Social segregation – an issue in the Albanian schools

Albania has one of the highest levels of social segregation in schools out of the whole of the Western Balkans and Eastern Europe, according to a new UNESCO report entitled ‘All Means All’.

The report analyses 30 education systems from across the Western Balkans, the former Yugoslavia and the former Soviet Union. It was produced by the Global Education Monitoring Report at UNESCO, the European Agency for Special Needs and Inclusive Education, and the Network of Education Policy Centers and focuses on how children from minorities including ethnic, national, and sexual, fared at school.

It found that those with disabilities were likely to be completely excluded from mainstream education with little attempts to meaningfully include them.

10% of Albanian students said they felt like outsiders when they attended school. Failures to include mentions of minorities, LGBTI or those with disabilities in any curriculum meant that students did not feel represented.

By far the most vulnerable and marginalised group in all countries surveyed was Roma. Around 60% of roman, Ashkali, and Egyptian youth in the Balkans do not attend secondary school, the report found. It also noted that they were disproportionately diagnosed with intellectual disabilities.

While some efforts were being made across the region, the report found that all countries had instances of separate educational institutions for certain groups.

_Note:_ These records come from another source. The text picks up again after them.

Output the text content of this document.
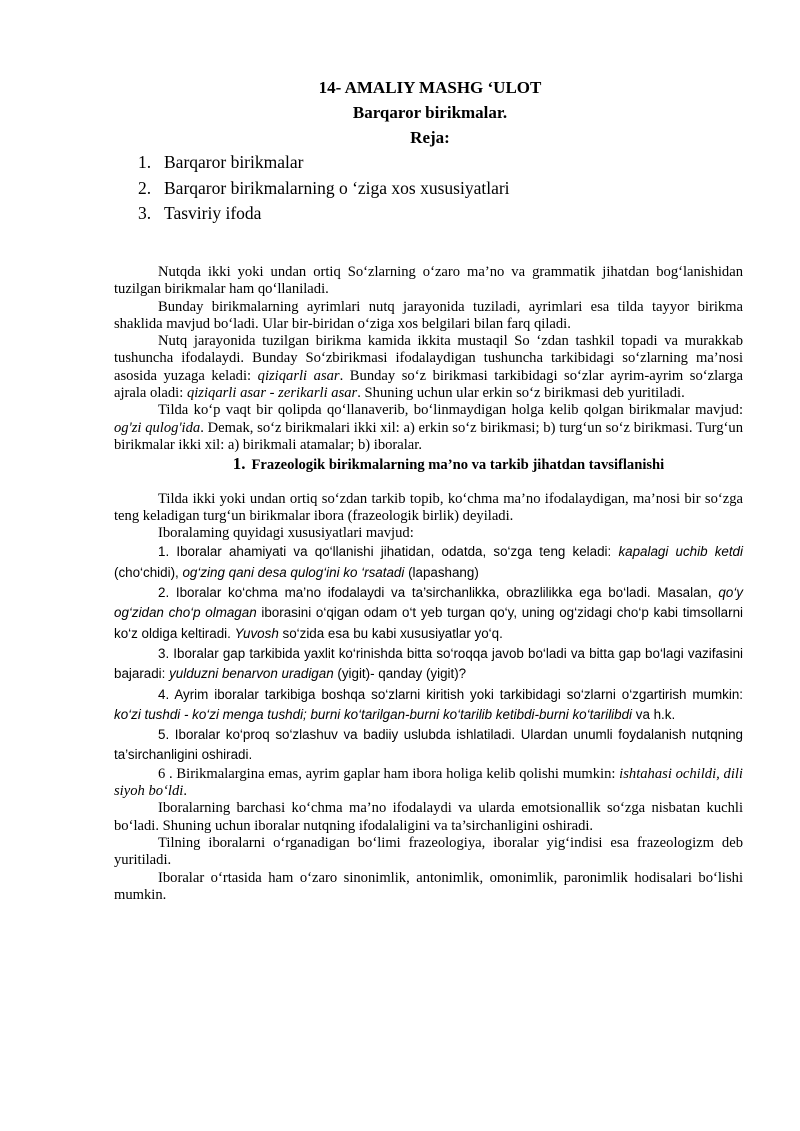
14- AMALIY MASHG ‘ULOT
Barqaror birikmalar.
Reja:
1. Barqaror birikmalar
2. Barqaror birikmalarning o ‘ziga xos xususiyatlari
3. Tasviriy ifoda

Nutqda ikki yoki undan ortiq So‘zlarning o‘zaro ma’no va grammatik jihatdan bog‘lanishidan tuzilgan birikmalar ham qo‘llaniladi.

Bunday birikmalarning ayrimlari nutq jarayonida tuziladi, ayrimlari esa tilda tayyor birikma shaklida mavjud bo‘ladi. Ular bir-biridan o‘ziga xos belgilari bilan farq qiladi.

Nutq jarayonida tuzilgan birikma kamida ikkita mustaqil So ‘zdan tashkil topadi va murakkab tushuncha ifodalaydi. Bunday So‘zbirikmasi ifodalaydigan tushuncha tarkibidagi so‘zlarning ma’nosi asosida yuzaga keladi: qiziqarli asar. Bunday so‘z birikmasi tarkibidagi so‘zlar ayrim-ayrim so‘zlarga ajrala oladi: qiziqarli asar - zerikarli asar. Shuning uchun ular erkin so‘z birikmasi deb yuritiladi.

Tilda ko‘p vaqt bir qolipda qo‘llanaverib, bo‘linmaydigan holga kelib qolgan birikmalar mavjud: og'zi qulog'ida. Demak, so‘z birikmalari ikki xil: a) erkin so‘z birikmasi; b) turg‘un so‘z birikmasi. Turg‘un birikmalar ikki xil: a) birikmali atamalar; b) iboralar.

1. Frazeologik birikmalarning ma’no va tarkib jihatdan tavsiflanishi

Tilda ikki yoki undan ortiq so‘zdan tarkib topib, ko‘chma ma’no ifodalaydigan, ma’nosi bir so‘zga teng keladigan turg‘un birikmalar ibora (frazeologik birlik) deyiladi.

Iboralaming quyidagi xususiyatlari mavjud:

1. Iboralar ahamiyati va qo‘llanishi jihatidan, odatda, so‘zga teng keladi: kapalagi uchib ketdi (cho‘chidi), og‘zing qani desa qulog‘ini ko ‘rsatadi (lapashang)

2. Iboralar ko‘chma ma’no ifodalaydi va ta’sirchanlikka, obrazlilikka ega bo‘ladi. Masalan, qo‘y og‘zidan cho‘p olmagan iborasini o‘qigan odam o‘t yeb turgan qo‘y, uning og‘zidagi cho‘p kabi timsollarni ko‘z oldiga keltiradi. Yuvosh so‘zida esa bu kabi xususiyatlar yo‘q.

3. Iboralar gap tarkibida yaxlit ko‘rinishda bitta so‘roqqa javob bo‘ladi va bitta gap bo‘lagi vazifasini bajaradi: yulduzni benarvon uradigan (yigit)- qanday (yigit)?

4. Ayrim iboralar tarkibiga boshqa so‘zlarni kiritish yoki tarkibidagi so‘zlarni o‘zgartirish mumkin: ko‘zi tushdi - ko‘zi menga tushdi; burni ko‘tarilgan-burni ko‘tarilib ketibdi-burni ko‘tarilibdi va h.k.

5. Iboralar ko‘proq so‘zlashuv va badiiy uslubda ishlatiladi. Ulardan unumli foydalanish nutqning ta’sirchanligini oshiradi.

6 . Birikmalargina emas, ayrim gaplar ham ibora holiga kelib qolishi mumkin: ishtahasi ochildi, dili siyoh bo‘ldi.

Iboralarning barchasi ko‘chma ma’no ifodalaydi va ularda emotsionallik so‘zga nisbatan kuchli bo‘ladi. Shuning uchun iboralar nutqning ifodalaligini va ta’sirchanligini oshiradi.

Tilning iboralarni o‘rganadigan bo‘limi frazeologiya, iboralar yig‘indisi esa frazeologizm deb yuritiladi.

Iboralar o‘rtasida ham o‘zaro sinonimlik, antonimlik, omonimlik, paronimlik hodisalari bo‘lishi mumkin.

Infrastructure conditions are also unequal within countries. Potable water, adapted sanitation and hygiene are not ensured in remote rural schools of Albania, Bosnia and Herzegovina, Mongolia, the Republic of Moldova, Romania and Tajikistan. Inadequate sanitary conditions and lack of changing rooms can lead to harmful school experiences for girls. 

In Turkey, there was no mention of women’s rights and gender equality content was removed from the curriculum.

The report noted that the situation is being made worse by COVID-19 as those from economically unstable backgrounds or ethnic minorities were less likely to be able to continue with online learning.